Life Insurance: Life insurance comes in basically two forms: term insurance and whole or universal life. Term is PURE protection against your untimely death and has no savings component. Term is surprisingly inexpensive and an absolute must for parents of young children. Make sure to buy enough to truly protect your family against the total loss of your income! 20 to 25 times your annual salary is not unreasonable for someone in their 30’s “Level-term” policies keep the premiums level for a designated period such as 10, 20 or 30 years and are a good option for many. A “conversion privilege” allowing you to convert the term policy to whole or “permanent” insurance at a later date is also a welcome add-on to your policy but will result in slightly higher premiums.
Disability Insurance: This policy pays you a monthly amount (usually around 60% of your salary) in the event you can’t work due to extended sickness or an accident. The odds of a 25-year-old being disabled for 30 days or more prior to age 65 are about 1 in 3, significantly higher than the odds of dying during the same time frame. Don’t rely on Medicare for this coverage; to qualify for Medicare, you essentially have to be so disabled that you can’t do ANY work. Ideally, you want a policy that pays you if you can’t perform your own or similar occupation.

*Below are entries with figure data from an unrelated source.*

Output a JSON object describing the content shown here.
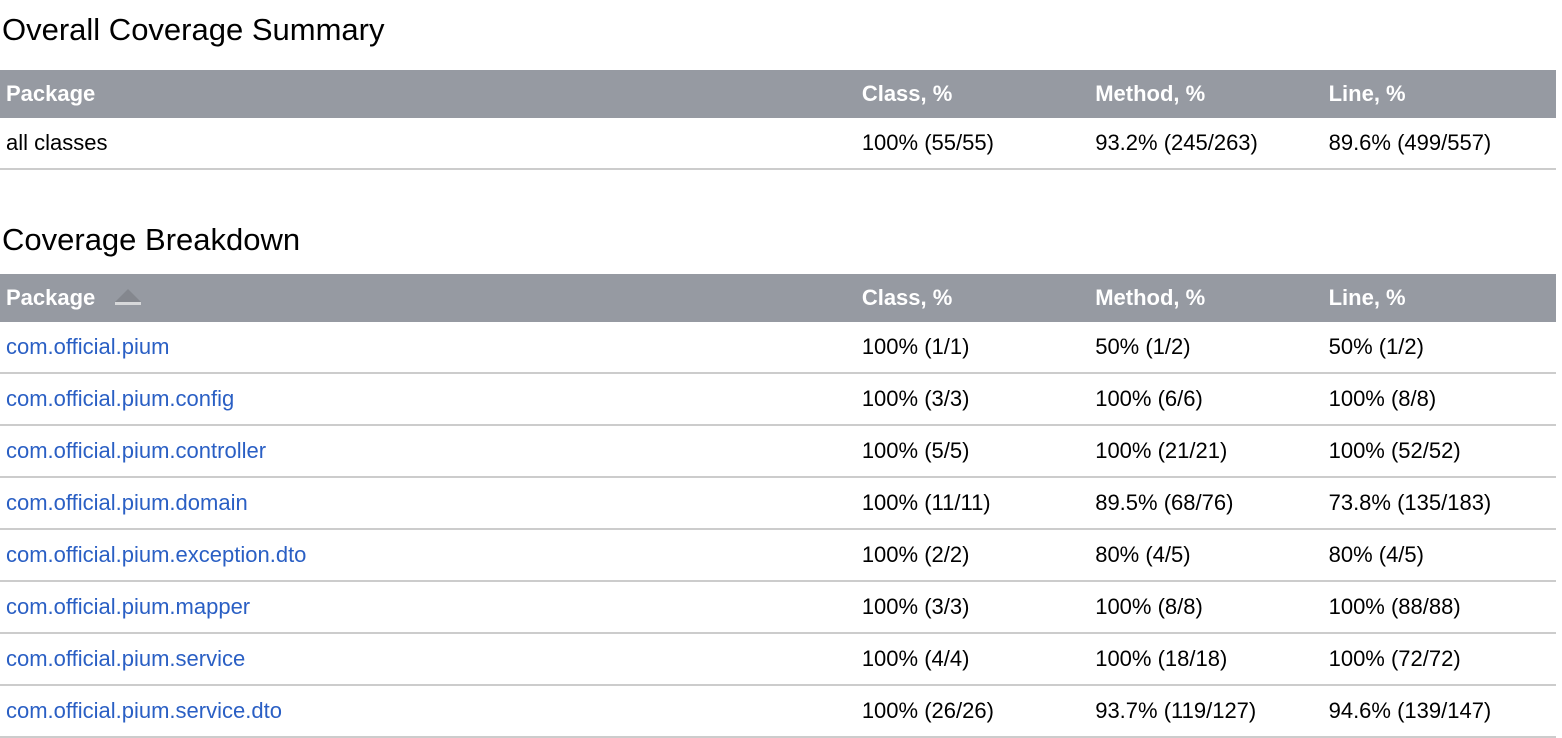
{
  "colors": {
    "header_bg": "#969aa2",
    "link": "#2a5fc4",
    "row_border": "#cccccc"
  },
  "summary": {
    "heading": "Overall Coverage Summary",
    "columns": [
      "Package",
      "Class, %",
      "Method, %",
      "Line, %"
    ],
    "rows": [
      {
        "package": "all classes",
        "class": "100% (55/55)",
        "method": "93.2% (245/263)",
        "line": "89.6% (499/557)"
      }
    ]
  },
  "breakdown": {
    "heading": "Coverage Breakdown",
    "columns": [
      "Package",
      "Class, %",
      "Method, %",
      "Line, %"
    ],
    "sort_column": "Package",
    "sort_direction": "ascending",
    "rows": [
      {
        "package": "com.official.pium",
        "class": "100% (1/1)",
        "method": "50% (1/2)",
        "line": "50% (1/2)"
      },
      {
        "package": "com.official.pium.config",
        "class": "100% (3/3)",
        "method": "100% (6/6)",
        "line": "100% (8/8)"
      },
      {
        "package": "com.official.pium.controller",
        "class": "100% (5/5)",
        "method": "100% (21/21)",
        "line": "100% (52/52)"
      },
      {
        "package": "com.official.pium.domain",
        "class": "100% (11/11)",
        "method": "89.5% (68/76)",
        "line": "73.8% (135/183)"
      },
      {
        "package": "com.official.pium.exception.dto",
        "class": "100% (2/2)",
        "method": "80% (4/5)",
        "line": "80% (4/5)"
      },
      {
        "package": "com.official.pium.mapper",
        "class": "100% (3/3)",
        "method": "100% (8/8)",
        "line": "100% (88/88)"
      },
      {
        "package": "com.official.pium.service",
        "class": "100% (4/4)",
        "method": "100% (18/18)",
        "line": "100% (72/72)"
      },
      {
        "package": "com.official.pium.service.dto",
        "class": "100% (26/26)",
        "method": "93.7% (119/127)",
        "line": "94.6% (139/147)"
      }
    ]
  }
}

Long-Term Care (LTC) Insurance: Long-term care whether received in your own home, an assisted-living facility or a skilled nursing home, represents a financial risk to you that runs potentially into the hundreds of thousands of dollars. Contrary to widely-held belief, Medicare does NOT provide long-term care and Medicaid is an option to be avoided, not embraced. I strongly advise sitting down with a specialist as early as your 40s and 50s to discuss the particulars.
Full disclosure: Lewis Wessel is licensed to sell insurance in the state of South Carolina. These rules and many other concepts discussed here are taken from Fundamentals of Risk and Insurance, Ninth Edition, Emmett J. and Therese Vaughn, John Wiley and Sons, Inc.